Minor illnesses, such as coughs and colds were the most common reasons for sickness absence last year, accounting for approximately 24.8% of the total days lost.

Frances O’Grady, General Secretary of the Trades Union Congress said that the fall in the sickness rate showed “it is a myth that UK workers are always throwing sickies”. She also said “we are really a nation of mucus troopers, with people more likely to go to work when ill than stay at home when well”. Sir Cary Cooper, Professor of Organisational Psychology and Health at Manchester Business School at Manchester University, said that people were frightened of taking time off for sickness, and that this was a direct threat to workplace productivity.

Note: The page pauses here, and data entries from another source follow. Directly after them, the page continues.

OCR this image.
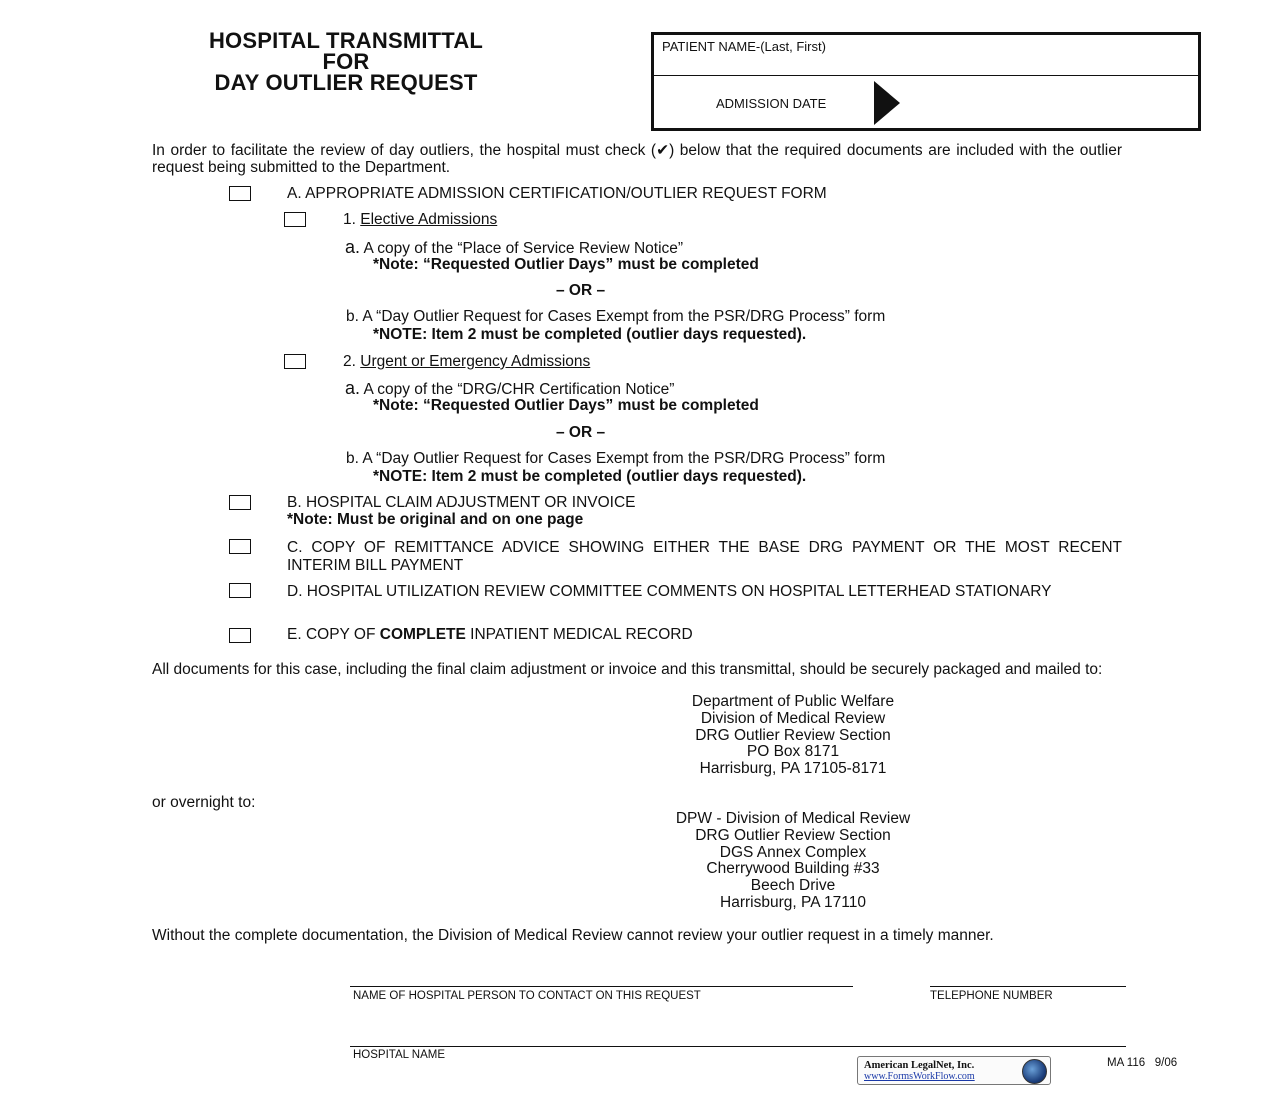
HOSPITAL TRANSMITTAL
FOR
DAY OUTLIER REQUEST
PATIENT NAME-(Last, First)
ADMISSION DATE
In order to facilitate the review of day outliers, the hospital must check (✔) below that the required documents are included with the outlier request being submitted to the Department.
A. APPROPRIATE ADMISSION CERTIFICATION/OUTLIER REQUEST FORM
1. Elective Admissions
a. A copy of the “Place of Service Review Notice”
*Note: “Requested Outlier Days” must be completed
– OR –
b. A “Day Outlier Request for Cases Exempt from the PSR/DRG Process” form
*NOTE: Item 2 must be completed (outlier days requested).
2. Urgent or Emergency Admissions
a. A copy of the “DRG/CHR Certification Notice”
*Note: “Requested Outlier Days” must be completed
– OR –
b. A “Day Outlier Request for Cases Exempt from the PSR/DRG Process” form
*NOTE: Item 2 must be completed (outlier days requested).
B. HOSPITAL CLAIM ADJUSTMENT OR INVOICE
*Note: Must be original and on one page
C. COPY OF REMITTANCE ADVICE SHOWING EITHER THE BASE DRG PAYMENT OR THE MOST RECENT INTERIM BILL PAYMENT
D. HOSPITAL UTILIZATION REVIEW COMMITTEE COMMENTS ON HOSPITAL LETTERHEAD STATIONARY
E. COPY OF COMPLETE INPATIENT MEDICAL RECORD
All documents for this case, including the final claim adjustment or invoice and this transmittal, should be securely packaged and mailed to:
Department of Public Welfare
Division of Medical Review
DRG Outlier Review Section
PO Box 8171
Harrisburg, PA 17105-8171
or overnight to:
DPW - Division of Medical Review
DRG Outlier Review Section
DGS Annex Complex
Cherrywood Building #33
Beech Drive
Harrisburg, PA 17110
Without the complete documentation, the Division of Medical Review cannot review your outlier request in a timely manner.
NAME OF HOSPITAL PERSON TO CONTACT ON THIS REQUEST	TELEPHONE NUMBER
HOSPITAL NAME
American LegalNet, Inc.
www.FormsWorkFlow.com
MA 116 9/06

In spite of these record low statistics, issues surrounding sickness absence are common in the workplace and there is often confusion as to whether an employee on sickness leave is entitled to pay, and if so how much they are entitled to. Although there is no statutory right to receive full pay for time spent away from work by reason of sickness, the minimum standard is that employees are entitled to receive statutory sick pay (SSP). SSP entitles the sick employee to £89.35 per week (after an initial period of three days sick without pay) payable for up to 28 weeks in any one period of sickness.

Employees may also be entitled to receive full, or reduced, remuneration if their contract of employment or sickness policy specifically entitles them to this. It might seem easy to check if a contract or policy provides for sick pay. However, employers should take into account the company custom and practice in regards to sickness absence, as quite often it is overlooked that these practices can create an implied term in a contract of employment particularly if it is regularly and widely adopted.

Another potential problem is abuse of sickness absence and pay. For example, if a significant proportion of the days that an employee is off sick happen to be a Friday or a Monday, it might give an employer reason to suspect absences are the result of hangovers. However, employers should be careful not to jump to conclusions and assume the employee is lying without properly investigating.

Finally, another issue that can arise is where employees and employers disagree about what the employee should be doing whilst sick. Employers should be conscious that the purpose of sick leave is for the sick employee to recuperate and that does not necessarily mean being bed ridden, it could be that travelling to a warm country is the appropriate remedy, for example in cases of depression to get better.